Heikle Fragen zur Sexualität – wo Psychologie zu kurz greift
Warum haben manche Menschen Lust an der Unterwerfung? Und warum leiden andere Menschen eher darunter, dass sie sich ständig aufs Neue anderen unterwerfen?
Oder wie wäre es damit: Warum behaupten viele Frauen, immer wieder auf „dieselben Typen hereinzufallen“, während andere die niemals sagen würden?
Psychologie – Halbwissen nach Bürgerart
Die Antwort ist schnell gegeben, wenn man eindimensional denkt. Und vom pseudo-gebildeten Gymnasiasten bis zum Zeitungs-Psychologen wird jeder sagen: „Aha!
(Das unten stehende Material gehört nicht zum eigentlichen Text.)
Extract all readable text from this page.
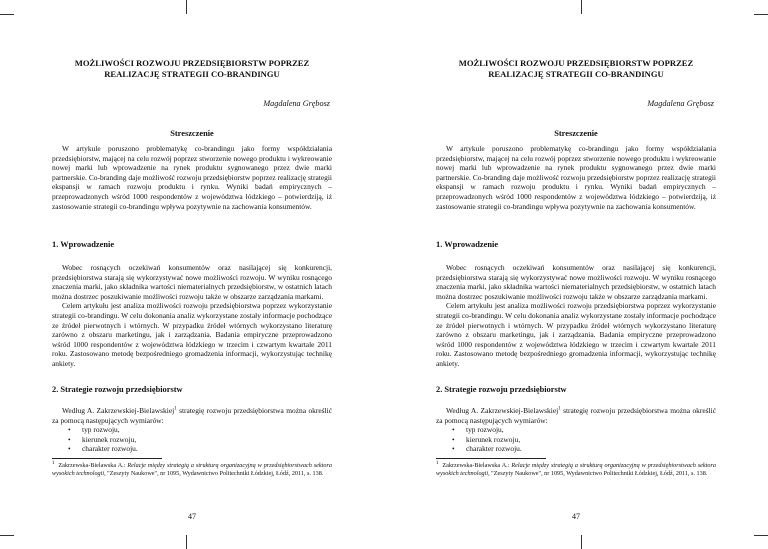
MOŻLIWOŚCI ROZWOJU PRZEDSIĘBIORSTW POPRZEZ
REALIZACJĘ STRATEGII CO-BRANDINGU
Magdalena Grębosz
Streszczenie

W artykule poruszono problematykę co-brandingu jako formy współdziałania przedsiębiorstw, mającej na celu rozwój poprzez stworzenie nowego produktu i wykreowanie nowej marki lub wprowadzenie na rynek produktu sygnowanego przez dwie marki partnerskie. Co-branding daje możliwość rozwoju przedsiębiorstw poprzez realizację strategii ekspansji w ramach rozwoju produktu i rynku. Wyniki badań empirycznych – przeprowadzonych wśród 1000 respondentów z województwa łódzkiego – potwierdziją, iż zastosowanie strategii co-brandingu wpływa pozytywnie na zachowania konsumentów.

1. Wprowadzenie

Wobec rosnących oczekiwań konsumentów oraz nasilającej się konkurencji, przedsiębiorstwa starają się wykorzystywać nowe możliwości rozwoju. W wyniku rosnącego znaczenia marki, jako składnika wartości niematerialnych przedsiębiorstw, w ostatnich latach można dostrzec poszukiwanie możliwości rozwoju także w obszarze zarządzania markami.

Celem artykułu jest analiza możliwości rozwoju przedsiębiorstwa poprzez wykorzystanie strategii co-brandingu. W celu dokonania analiz wykorzystane zostały informacje pochodzące ze źródeł pierwotnych i wtórnych. W przypadku źródeł wtórnych wykorzystano literaturę zarówno z obszaru marketingu, jak i zarządzania. Badania empiryczne przeprowadzono wśród 1000 respondentów z województwa łódzkiego w trzecim i czwartym kwartale 2011 roku. Zastosowano metodę bezpośredniego gromadzenia informacji, wykorzystując technikę ankiety.

2. Strategie rozwoju przedsiębiorstw
Według A. Zakrzewskiej-Bielawskiej$^1$ strategię rozwoju przedsiębiorstwa można określić za pomocą następujących wymiarów:
• typ rozwoju,
• kierunek rozwoju,
• charakter rozwoju.
$^1$ Zakrzewska-Bielawska A.: Relacje między strategią a strukturą organizacyjną w przedsiębiorstwach sektora wysokich technologii, "Zeszyty Naukowe", nr 1095, Wydawnictwo Politechniki Łódzkiej, Łódź, 2011, s. 138.
47
MOŻLIWOŚCI ROZWOJU PRZEDSIĘBIORSTW POPRZEZ
REALIZACJĘ STRATEGII CO-BRANDINGU
Magdalena Grębosz
Streszczenie

W artykule poruszono problematykę co-brandingu jako formy współdziałania przedsiębiorstw, mającej na celu rozwój poprzez stworzenie nowego produktu i wykreowanie nowej marki lub wprowadzenie na rynek produktu sygnowanego przez dwie marki partnerskie. Co-branding daje możliwość rozwoju przedsiębiorstw poprzez realizację strategii ekspansji w ramach rozwoju produktu i rynku. Wyniki badań empirycznych – przeprowadzonych wśród 1000 respondentów z województwa łódzkiego – potwierdziją, iż zastosowanie strategii co-brandingu wpływa pozytywnie na zachowania konsumentów.

1. Wprowadzenie

Wobec rosnących oczekiwań konsumentów oraz nasilającej się konkurencji, przedsiębiorstwa starają się wykorzystywać nowe możliwości rozwoju. W wyniku rosnącego znaczenia marki, jako składnika wartości niematerialnych przedsiębiorstw, w ostatnich latach można dostrzec poszukiwanie możliwości rozwoju także w obszarze zarządzania markami.

Celem artykułu jest analiza możliwości rozwoju przedsiębiorstwa poprzez wykorzystanie strategii co-brandingu. W celu dokonania analiz wykorzystane zostały informacje pochodzące ze źródeł pierwotnych i wtórnych. W przypadku źródeł wtórnych wykorzystano literaturę zarówno z obszaru marketingu, jak i zarządzania. Badania empiryczne przeprowadzono wśród 1000 respondentów z województwa łódzkiego w trzecim i czwartym kwartale 2011 roku. Zastosowano metodę bezpośredniego gromadzenia informacji, wykorzystując technikę ankiety.

2. Strategie rozwoju przedsiębiorstw
Według A. Zakrzewskiej-Bielawskiej$^1$ strategię rozwoju przedsiębiorstwa można określić za pomocą następujących wymiarów:
• typ rozwoju,
• kierunek rozwoju,
• charakter rozwoju.
$^1$ Zakrzewska-Bielawska A.: Relacje między strategią a strukturą organizacyjną w przedsiębiorstwach sektora wysokich technologii, "Zeszyty Naukowe", nr 1095, Wydawnictwo Politechniki Łódzkiej, Łódź, 2011, s. 138.
47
Da mischt Herr Freud mit – irgendetwas in seiner/ihrer Jugend muss da doch extrem schiefgegangen sein.“ Und dann sind alle zufrieden und froh, dass Ihnen ihr Halbwissen mal wieder geholfen hat, die Welt zu verstehen.
Ich stelle mal die provokante Gegenfrage: Warum werden mache Menschen, nachdem sie Alkohol getrunken haben, zu sinnlichen und genussvollen Weinliebhabern und andere zu erbärmlichen Säufern?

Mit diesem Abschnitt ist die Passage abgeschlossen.